For you, the best init_scale would then be the next-greatest power of two* above the value it finds, and you can then ignore growth_interval. For me, the value it finds justifies a PR to increase the default init_scale, reducing the likelihood of this issue in the future. A larger initial scale value doesn’t do much harm for any network (worst case, it causes a few more iterations at the beginning to be skipped).

(*Powers of two are best for for init_scale, growth_factor, and backoff_factor because multiplication/division by powers of two is a bitwise accurate operation on non-denormal IEEE floats.)

miken · April 8, 2020, 5:23pm

@mcarilli thanks for the writeup.

Can you rerun your existing code (with growth_interval=10 ) and print scaler.get_scale() just after scaler.update() for the first few dozen steps to get a sense for the scale value it finds, and post the results here?

So the results for scaler.get_scale() is as follows

iter 1 - 24: goes from 65536.0 to 0.00390625
iter 24 - 256: goes from 0.00390625 to 32768.0
iter 256 - 1000: bounces around from 1024 - 16384.0 but stabilizes at around 1024 near 1000.
iter 1000 - 50000: bounces around from 256 - 2048.0 but from eye balling it, the 1024 seems to be what occurs most frequently.

It seems like my network needs a range of scale values in the beginning to start stabilizing, then bounces around once the model starts learning.

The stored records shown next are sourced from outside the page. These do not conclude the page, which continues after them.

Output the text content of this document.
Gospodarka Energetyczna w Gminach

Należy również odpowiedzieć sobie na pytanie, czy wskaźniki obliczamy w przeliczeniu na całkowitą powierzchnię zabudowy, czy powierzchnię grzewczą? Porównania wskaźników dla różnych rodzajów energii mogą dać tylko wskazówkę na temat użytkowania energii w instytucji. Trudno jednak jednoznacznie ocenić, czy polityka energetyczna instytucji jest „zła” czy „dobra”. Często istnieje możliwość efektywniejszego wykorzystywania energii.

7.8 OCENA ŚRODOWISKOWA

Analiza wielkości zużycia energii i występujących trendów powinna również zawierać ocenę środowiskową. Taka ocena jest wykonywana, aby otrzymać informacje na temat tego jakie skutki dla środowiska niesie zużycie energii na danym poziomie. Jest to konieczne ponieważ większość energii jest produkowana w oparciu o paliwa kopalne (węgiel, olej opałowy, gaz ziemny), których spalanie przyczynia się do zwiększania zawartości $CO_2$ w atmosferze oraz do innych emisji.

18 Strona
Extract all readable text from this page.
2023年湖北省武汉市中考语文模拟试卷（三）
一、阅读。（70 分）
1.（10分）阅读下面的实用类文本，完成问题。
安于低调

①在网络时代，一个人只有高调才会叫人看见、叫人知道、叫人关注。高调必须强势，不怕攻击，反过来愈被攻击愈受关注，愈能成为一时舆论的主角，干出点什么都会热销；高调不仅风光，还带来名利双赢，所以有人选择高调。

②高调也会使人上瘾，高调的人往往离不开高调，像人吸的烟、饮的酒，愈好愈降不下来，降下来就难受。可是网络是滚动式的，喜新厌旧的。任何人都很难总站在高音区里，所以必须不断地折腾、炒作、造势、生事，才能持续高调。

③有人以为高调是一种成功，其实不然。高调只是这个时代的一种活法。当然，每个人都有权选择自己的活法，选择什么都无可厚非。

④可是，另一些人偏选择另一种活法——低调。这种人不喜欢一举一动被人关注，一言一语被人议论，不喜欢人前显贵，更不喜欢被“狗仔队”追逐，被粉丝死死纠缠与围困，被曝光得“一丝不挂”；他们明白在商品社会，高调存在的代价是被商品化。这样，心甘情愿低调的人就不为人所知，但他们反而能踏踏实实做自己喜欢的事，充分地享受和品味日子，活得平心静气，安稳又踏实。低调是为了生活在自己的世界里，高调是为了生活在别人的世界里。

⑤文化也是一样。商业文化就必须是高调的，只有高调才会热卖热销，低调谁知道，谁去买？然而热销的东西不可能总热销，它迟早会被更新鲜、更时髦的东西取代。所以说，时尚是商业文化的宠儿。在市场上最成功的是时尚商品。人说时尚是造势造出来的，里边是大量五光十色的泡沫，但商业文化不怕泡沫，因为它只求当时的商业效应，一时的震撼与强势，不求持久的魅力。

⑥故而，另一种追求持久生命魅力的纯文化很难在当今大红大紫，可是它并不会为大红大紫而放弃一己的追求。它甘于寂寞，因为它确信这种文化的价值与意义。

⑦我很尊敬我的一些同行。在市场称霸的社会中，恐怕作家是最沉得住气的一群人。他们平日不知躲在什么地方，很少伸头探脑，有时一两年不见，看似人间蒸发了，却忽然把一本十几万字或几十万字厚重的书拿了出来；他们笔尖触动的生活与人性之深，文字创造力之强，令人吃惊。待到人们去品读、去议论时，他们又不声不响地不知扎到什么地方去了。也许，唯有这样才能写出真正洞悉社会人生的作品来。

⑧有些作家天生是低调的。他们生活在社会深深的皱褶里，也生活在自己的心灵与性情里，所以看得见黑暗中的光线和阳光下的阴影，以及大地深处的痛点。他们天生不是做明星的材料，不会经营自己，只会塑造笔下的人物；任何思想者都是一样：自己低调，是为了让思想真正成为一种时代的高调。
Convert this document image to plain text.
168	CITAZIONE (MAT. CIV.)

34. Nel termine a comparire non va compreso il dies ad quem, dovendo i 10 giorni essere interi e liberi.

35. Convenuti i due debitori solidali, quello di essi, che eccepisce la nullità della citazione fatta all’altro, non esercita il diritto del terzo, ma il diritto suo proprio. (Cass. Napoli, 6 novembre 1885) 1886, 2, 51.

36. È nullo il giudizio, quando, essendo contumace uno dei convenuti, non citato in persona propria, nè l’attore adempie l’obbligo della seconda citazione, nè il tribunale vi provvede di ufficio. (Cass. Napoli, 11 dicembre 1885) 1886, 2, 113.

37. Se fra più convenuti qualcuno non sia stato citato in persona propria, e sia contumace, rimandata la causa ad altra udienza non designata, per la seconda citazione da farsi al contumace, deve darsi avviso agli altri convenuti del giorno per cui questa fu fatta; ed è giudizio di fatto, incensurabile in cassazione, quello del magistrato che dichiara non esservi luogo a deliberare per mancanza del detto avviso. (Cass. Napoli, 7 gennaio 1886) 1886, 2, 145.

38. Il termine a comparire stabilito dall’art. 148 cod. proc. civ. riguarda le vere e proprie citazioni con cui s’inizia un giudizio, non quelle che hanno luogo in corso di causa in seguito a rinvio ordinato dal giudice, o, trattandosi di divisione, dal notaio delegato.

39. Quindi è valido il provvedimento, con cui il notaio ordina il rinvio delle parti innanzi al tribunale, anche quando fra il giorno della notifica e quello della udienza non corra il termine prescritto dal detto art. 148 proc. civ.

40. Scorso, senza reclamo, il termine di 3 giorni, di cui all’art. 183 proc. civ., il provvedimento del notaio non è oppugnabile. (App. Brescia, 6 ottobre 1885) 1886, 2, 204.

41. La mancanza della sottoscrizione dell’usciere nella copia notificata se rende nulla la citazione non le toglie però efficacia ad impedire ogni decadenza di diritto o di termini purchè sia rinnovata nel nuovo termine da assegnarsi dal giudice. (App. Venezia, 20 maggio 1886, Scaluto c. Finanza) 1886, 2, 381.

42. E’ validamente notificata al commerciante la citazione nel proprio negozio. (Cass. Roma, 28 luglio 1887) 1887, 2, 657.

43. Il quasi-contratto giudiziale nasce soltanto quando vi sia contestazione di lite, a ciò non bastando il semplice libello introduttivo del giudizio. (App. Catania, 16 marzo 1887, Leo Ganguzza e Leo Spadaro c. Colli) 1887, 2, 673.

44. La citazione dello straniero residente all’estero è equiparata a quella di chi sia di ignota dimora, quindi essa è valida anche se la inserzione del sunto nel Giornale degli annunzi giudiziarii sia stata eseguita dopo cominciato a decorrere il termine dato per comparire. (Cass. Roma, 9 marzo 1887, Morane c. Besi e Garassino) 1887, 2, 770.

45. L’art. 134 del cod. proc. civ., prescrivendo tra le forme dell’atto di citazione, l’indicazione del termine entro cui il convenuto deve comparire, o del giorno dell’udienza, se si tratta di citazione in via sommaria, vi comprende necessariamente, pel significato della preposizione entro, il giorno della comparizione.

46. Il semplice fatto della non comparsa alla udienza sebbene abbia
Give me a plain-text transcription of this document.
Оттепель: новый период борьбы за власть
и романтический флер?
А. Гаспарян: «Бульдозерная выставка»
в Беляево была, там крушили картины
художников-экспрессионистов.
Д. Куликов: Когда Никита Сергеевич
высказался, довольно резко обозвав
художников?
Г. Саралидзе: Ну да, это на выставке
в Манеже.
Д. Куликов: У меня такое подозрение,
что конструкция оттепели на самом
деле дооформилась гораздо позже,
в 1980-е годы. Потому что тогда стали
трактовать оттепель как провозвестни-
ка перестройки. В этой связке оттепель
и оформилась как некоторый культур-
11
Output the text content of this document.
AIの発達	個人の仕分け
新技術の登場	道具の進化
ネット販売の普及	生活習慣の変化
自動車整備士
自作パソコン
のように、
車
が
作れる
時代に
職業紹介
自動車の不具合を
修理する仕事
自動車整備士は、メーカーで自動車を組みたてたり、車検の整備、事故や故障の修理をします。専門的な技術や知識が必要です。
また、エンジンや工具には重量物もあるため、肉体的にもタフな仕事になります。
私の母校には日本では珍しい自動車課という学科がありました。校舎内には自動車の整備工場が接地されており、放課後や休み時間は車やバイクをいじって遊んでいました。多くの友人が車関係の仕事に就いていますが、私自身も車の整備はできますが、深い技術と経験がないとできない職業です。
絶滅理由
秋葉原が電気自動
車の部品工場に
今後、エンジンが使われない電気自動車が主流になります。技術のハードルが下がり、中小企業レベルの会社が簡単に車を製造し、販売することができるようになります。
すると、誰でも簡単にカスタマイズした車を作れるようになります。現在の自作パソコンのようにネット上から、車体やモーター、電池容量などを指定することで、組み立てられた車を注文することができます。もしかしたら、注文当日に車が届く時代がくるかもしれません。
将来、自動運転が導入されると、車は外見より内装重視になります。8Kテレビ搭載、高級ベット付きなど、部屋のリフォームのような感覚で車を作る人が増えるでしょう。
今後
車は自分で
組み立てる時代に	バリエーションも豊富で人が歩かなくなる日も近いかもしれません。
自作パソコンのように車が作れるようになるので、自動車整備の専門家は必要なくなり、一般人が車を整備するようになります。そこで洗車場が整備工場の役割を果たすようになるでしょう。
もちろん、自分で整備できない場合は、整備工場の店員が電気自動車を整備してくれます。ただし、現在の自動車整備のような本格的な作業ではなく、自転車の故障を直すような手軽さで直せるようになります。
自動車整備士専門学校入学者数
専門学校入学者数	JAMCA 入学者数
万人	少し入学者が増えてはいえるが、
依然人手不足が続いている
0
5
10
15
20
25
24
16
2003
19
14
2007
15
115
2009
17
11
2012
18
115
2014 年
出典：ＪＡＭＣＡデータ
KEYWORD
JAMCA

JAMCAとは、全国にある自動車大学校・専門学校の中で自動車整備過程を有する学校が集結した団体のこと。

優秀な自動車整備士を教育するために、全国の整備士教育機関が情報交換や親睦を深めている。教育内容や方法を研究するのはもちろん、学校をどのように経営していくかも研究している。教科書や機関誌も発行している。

mcarilli · April 8, 2020, 5:35pm

That’s wild. I’ve never seen behavior like that before. It doesn’t just decrease to a stable value, it goes way down, then bounces back up…The growth_interval manipulation may be the best approach, so it aggressively tries many new values in the beginning.

Does the full run converge to roughly the same accuracy as FP32?

miken · April 8, 2020, 5:47pm

Yup the model is converging to similar accuracy as FP32! Thanks for the help.

ptrblck · April 9, 2020, 5:39am

Which learning rate scheduler are you using?
Could you remove the scheduler and check, if you are still seeing this shaky behavior?

Philipp_Singer · April 9, 2020, 11:43am

Aren’t you missing optimizer.zero_grad() in the loop?

miken · May 13, 2020, 4:45pm

yes i am in the example code, but i have in my actual code. Thanks for pointing it out!

miken · May 13, 2020, 4:45pm

I’m using the one cycle scheduler! Currently moved on from the issue but this could also be an issue so I want to make a statement for others to be aware.